Someone I knew died last night.
The sounds of a name and the photos of a face make me curl into myself. Truthfully, I am not certain if we were ever made to look at ourselves. Our reflections are nauseating. The presence of contradiction in a mirror is enough to make the entire human race ill. There’s a displeasing tint to my skin, sunkenness to my eyes, and distance to my stare that makes me look wild. There lies the discomfort: a pair of sloped shoulders and a soft stomach, a set of flat nostrils and oval lips, of something fixed. There lies the discomfort: the familiarity of a body and its years, the familiarity of a stench and its relentless proximity. There lies the stillness. I chew through two calcium carbonate tablets to make it to nightfall.

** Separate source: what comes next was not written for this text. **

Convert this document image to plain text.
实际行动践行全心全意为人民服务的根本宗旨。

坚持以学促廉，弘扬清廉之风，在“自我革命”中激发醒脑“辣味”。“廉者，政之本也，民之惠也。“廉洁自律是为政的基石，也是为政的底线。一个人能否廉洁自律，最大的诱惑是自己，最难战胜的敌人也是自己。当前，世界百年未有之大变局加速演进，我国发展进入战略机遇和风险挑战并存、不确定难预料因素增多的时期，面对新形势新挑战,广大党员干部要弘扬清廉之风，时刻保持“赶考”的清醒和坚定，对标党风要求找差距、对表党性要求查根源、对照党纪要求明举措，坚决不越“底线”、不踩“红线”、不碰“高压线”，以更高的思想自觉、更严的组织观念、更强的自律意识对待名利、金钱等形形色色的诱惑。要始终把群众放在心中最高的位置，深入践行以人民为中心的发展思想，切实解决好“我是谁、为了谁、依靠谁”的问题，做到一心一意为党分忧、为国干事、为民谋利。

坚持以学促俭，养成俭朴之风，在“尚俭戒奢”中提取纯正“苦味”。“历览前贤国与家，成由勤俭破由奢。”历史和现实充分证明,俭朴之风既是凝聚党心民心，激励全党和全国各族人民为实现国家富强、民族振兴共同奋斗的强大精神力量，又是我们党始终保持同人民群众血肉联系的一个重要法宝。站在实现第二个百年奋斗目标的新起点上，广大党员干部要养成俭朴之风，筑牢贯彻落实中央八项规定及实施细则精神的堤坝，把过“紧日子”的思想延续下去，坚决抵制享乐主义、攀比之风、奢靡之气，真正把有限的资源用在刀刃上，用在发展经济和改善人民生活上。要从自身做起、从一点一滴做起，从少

The sun sinks away. I choke and hesitate on spirits, and the entire world jumbles and shakes into a mirage. I am angry with the moon for dying in the morning, with the wind for shaking the leaves dead, at myself for falling in love with a person, and for letting the idea of falling in love split my heart open. I am angry with the rapid slowness and the dull speed of a singular day. Nineteen years of evenings and on this one, I am a drunken fool stumbling under quiet incandescence. I am dizzy eating greasy pizza in the backseat of a Prius.
I end the night in an auditorium, where crimson smoke diffuses and sheds itself into a violently crisp air. The lights beam, springing about with no intention. I stare at this temporal visage; an eerie and roaring phantasia that I’ll forget about in the morning. The sound barely reaches me, at least not loud enough to conceal my sobs. I lay my head on the chest of a distant friend, crying into her red curls. Her arms wrap around me and she kisses my forehead. I mourn the loss of a life.
The swaying flashlights look like stars. I grieve their death.